So going off of
this the resolution we'd be looking at would probably be the first.
It comes out to 30.4Mb/s of bandwidth, but that's if we were feeding all frames directly. The VLSI chip has its own RAM and supports operations like block move and scrolling. If we load all the textures we can into the SRAM and move them from there, it gets significantly easier.
I'm going to bullshit some numbers here, just to get some thoughts going
I'm making an educated guess that most textures in DOOM are 32x32 pixels.
let's say we have 10 wall, floor, and ceiling textures per level, for a total of 30 textures for our "3D" objects (2.5d really).

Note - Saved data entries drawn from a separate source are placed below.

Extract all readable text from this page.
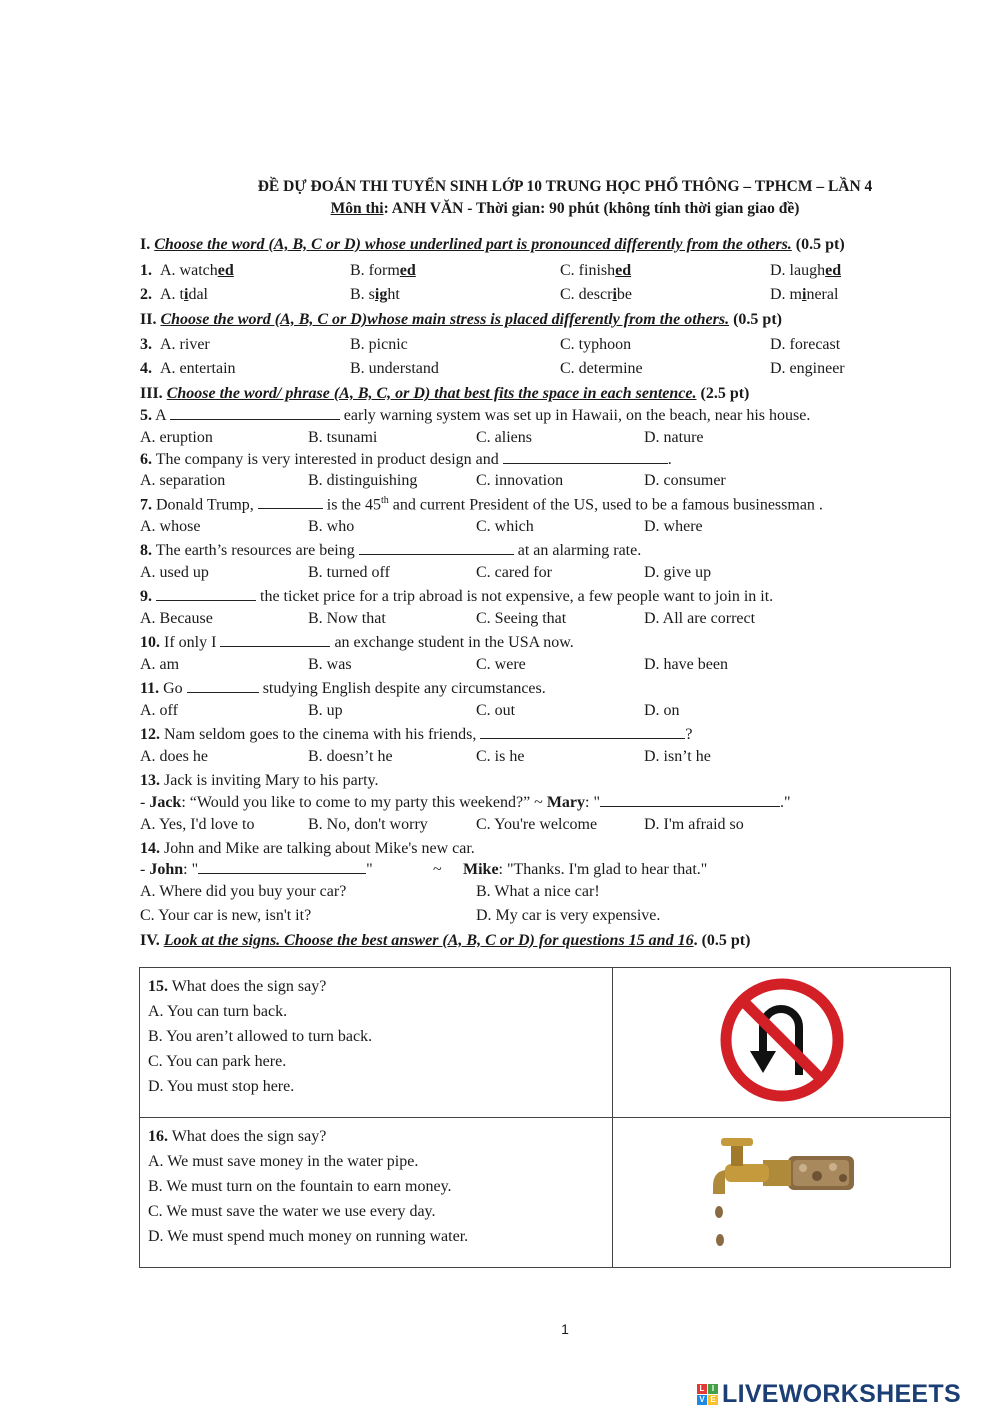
ĐỀ DỰ ĐOÁN THI TUYỂN SINH LỚP 10 TRUNG HỌC PHỔ THÔNG – TPHCM – LẦN 4
Môn thi: ANH VĂN - Thời gian: 90 phút (không tính thời gian giao đề)
I. Choose the word (A, B, C or D) whose underlined part is pronounced differently from the others. (0.5 pt)
1. A. watched	B. formed	C. finished	D. laughed
2. A. tidal	B. sight	C. describe	D. mineral
II. Choose the word (A, B, C or D)whose main stress is placed differently from the others. (0.5 pt)
3. A. river	B. picnic	C. typhoon	D. forecast
4. A. entertain	B. understand	C. determine	D. engineer
III. Choose the word/ phrase (A, B, C, or D) that best fits the space in each sentence. (2.5 pt)
5. A	early warning system was set up in Hawaii, on the beach, near his house.
A. eruption	B. tsunami	C. aliens	D. nature
6. The company is very interested in product design and	.
A. separation	B. distinguishing	C. innovation	D. consumer
7. Donald Trump,	is the 45th and current President of the US, used to be a famous businessman .
A. whose	B. who	C. which	D. where
8. The earth’s resources are being	at an alarming rate.
A. used up	B. turned off	C. cared for	D. give up
9.	the ticket price for a trip abroad is not expensive, a few people want to join in it.
A. Because	B. Now that	C. Seeing that	D. All are correct
10. If only I	an exchange student in the USA now.
A. am	B. was	C. were	D. have been
11. Go	studying English despite any circumstances.
A. off	B. up	C. out	D. on
12. Nam seldom goes to the cinema with his friends,	?
A. does he	B. doesn’t he	C. is he	D. isn’t he
13. Jack is inviting Mary to his party.
- Jack: “Would you like to come to my party this weekend?” ~ Mary: "	."
A. Yes, I'd love to	B. No, don't worry	C. You're welcome	D. I'm afraid so
14. John and Mike are talking about Mike's new car.
- John: "	"	~ Mike: "Thanks. I'm glad to hear that."
A. Where did you buy your car?	B. What a nice car!
C. Your car is new, isn't it?	D. My car is very expensive.
IV. Look at the signs. Choose the best answer (A, B, C or D) for questions 15 and 16. (0.5 pt)
15. What does the sign say?
A. You can turn back.
B. You aren’t allowed to turn back.
C. You can park here.
D. You must stop here.

16. What does the sign say?
A. We must save money in the water pipe.
B. We must turn on the fountain to earn money.
C. We must save the water we use every day.
D. We must spend much money on running water.

1
L I
V E LIVEWORKSHEETS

Let's also say we have a large texture for the hud, maybe 128x128
And we need to throw in some character sets for displaying information, if we give each character 16x16, and only do numbers and letters (and we'll say a couple symbols, like %) we end up with about 40 characters
adding all this together, and assuming 16 bits for color (since the memory is organized x8 I believe) we end up with 67,584 bytes for all the textures in a particular level.
The VLSI has about 128k of RAM, so we can fit this into that comfortably, and I believe you can tell the chip to use a certain area of memory as the display section, and other areas are able to store textures or other garbage you may need in it.
This means we may not need to swap textures in and out of the chip at all during game play, which makes this task quite a bit easier, since we'll only need to calculate texture movements and send those as block move commands to the chip.